KIF18B was identified as one of the core genes in the hepatocellular carcinoma microenvironment and was significantly associated with infiltrating immune cell subtypes and tumor cell stemness. Upregulation of KIF18B was associated with poor clinicopathological characteristics and poor patient outcomes; its downregulation inhibited the proliferation ability of hepatocellular carcinoma cells, which was consistent with the findings of in vivo experiments. Knockdown of KIF18B inhibited epithelial-mesenchymal transition which reduced the migration and invasion abilities of tumor cells. A pulmonary metastasis model confirmed that the downregulation of KIF18B inhibited hepatocellular carcinoma cell metastasis in vivo.

Conclusion

KIF18B could be a useful marker for determining the treatment outcomes of immune checkpoint blockers in the context of hepatocellular carcinoma.

中文翻译：

KIF18B 作为肿瘤微环境的调节剂加速肿瘤进展并引发肝细胞癌的不良预后

背景

肿瘤微环境在肿瘤的进展和复发以及免疫治疗结果中起着重要作用。使用免疫检查点阻滞剂来提高晚期肝细胞癌患者的总体生存率产生了不一致的结果。我们检查了肿瘤微环境相关基因在肝细胞癌中的临床意义和生物学功能。

方法

进行生物信息学分析以筛选差异表达的基因并鉴定肝细胞癌肿瘤微环境的核心基因。

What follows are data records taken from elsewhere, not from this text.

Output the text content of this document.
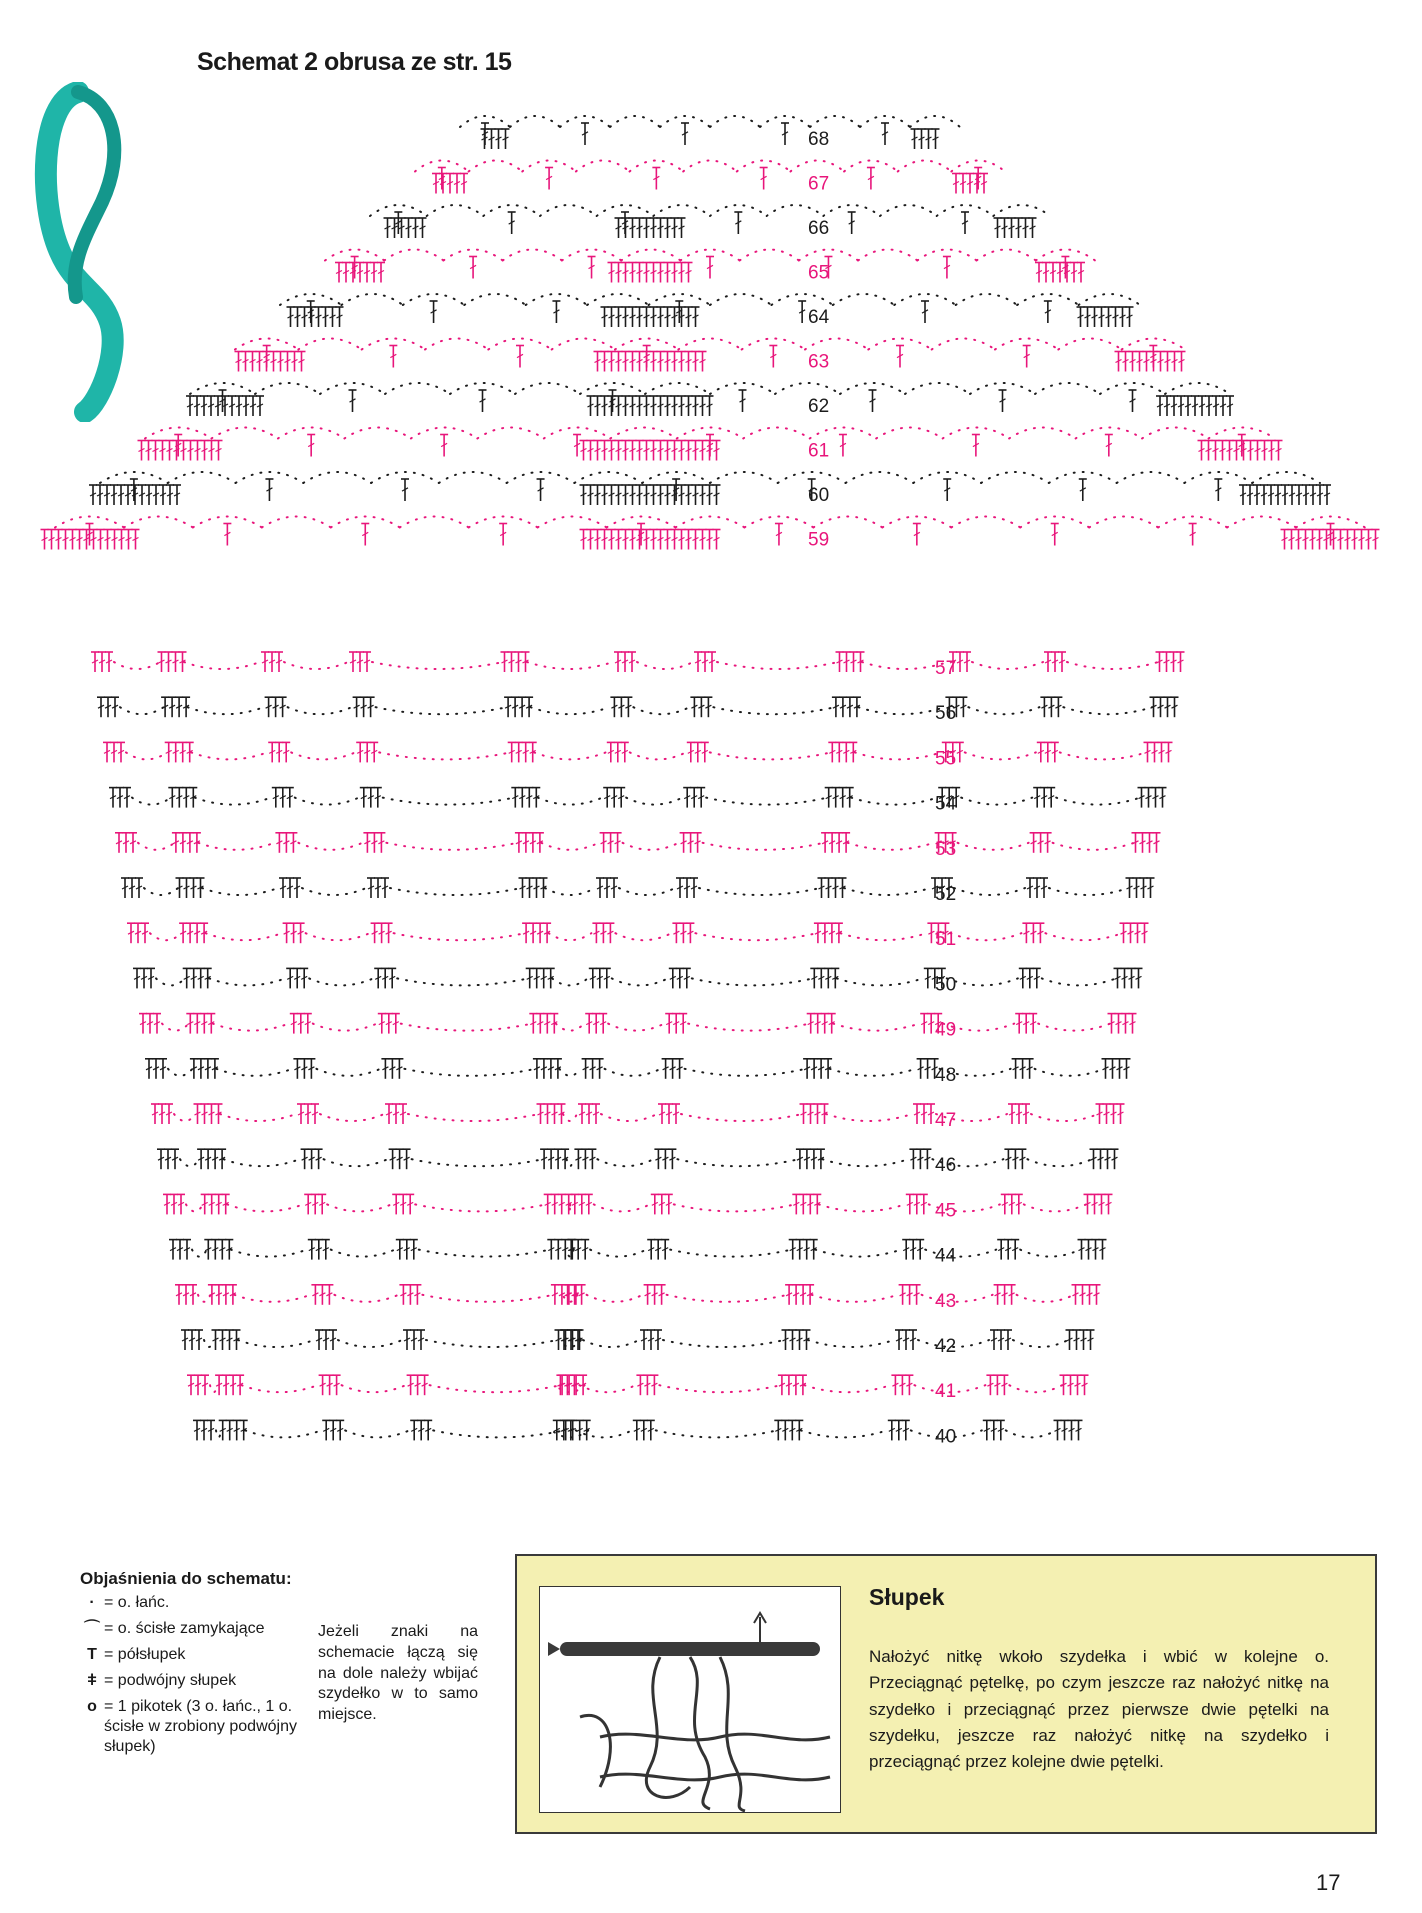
Schemat 2 obrusa ze str. 15
68
67
66
65
64
63
62
61
60
59
57
56
55
54
53
52
51
50
49
48
47
46
45
44
43
42
41
40
Objaśnienia do schematu:
· = o. łańc.
⌒ = o. ścisłe zamykające
T = półsłupek
ǂ = podwójny słupek
o = 1 pikotek (3 o. łańc., 1 o. ścisłe w zrobiony podwójny słupek)
Jeżeli znaki na schemacie łączą się na dole należy wbijać szydełko w to samo miejsce.
Słupek
Nałożyć nitkę wkoło szydełka i wbić w kolejne o. Przeciągnąć pętelkę, po czym jeszcze raz nałożyć nitkę na szydełko i przeciągnąć przez pierwsze dwie pętelki na szydełku, jeszcze raz nałożyć nitkę na szydełko i przeciągnąć przez kolejne dwie pętelki.
17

KIF18B 在肝细胞癌细胞系和肿瘤样品中的表达使用蛋白质印迹、定量实时聚合酶链反应和免疫组织化学测定。使用 Cell Counting Kit-8、集落形成、细胞增殖、迁移和侵袭以及异种移植肿瘤测定来评估 KIF18B 的恶性肿瘤促进能力。

结果

KIF18B 被确定为肝细胞癌微环境中的核心基因之一，与浸润性免疫细胞亚型和肿瘤细胞干性显着相关。KIF18B 的上调与较差的临床病理特征和较差的患者预后相关；其下调抑制了肝癌细胞的增殖能力，与体内实验结果一致。KIF18B 的敲低抑制了上皮间质转化，从而降低了肿瘤细胞的迁移和侵袭能力。肺转移模型证实，KIF18B 的下调抑制了体内肝细胞癌细胞的转移。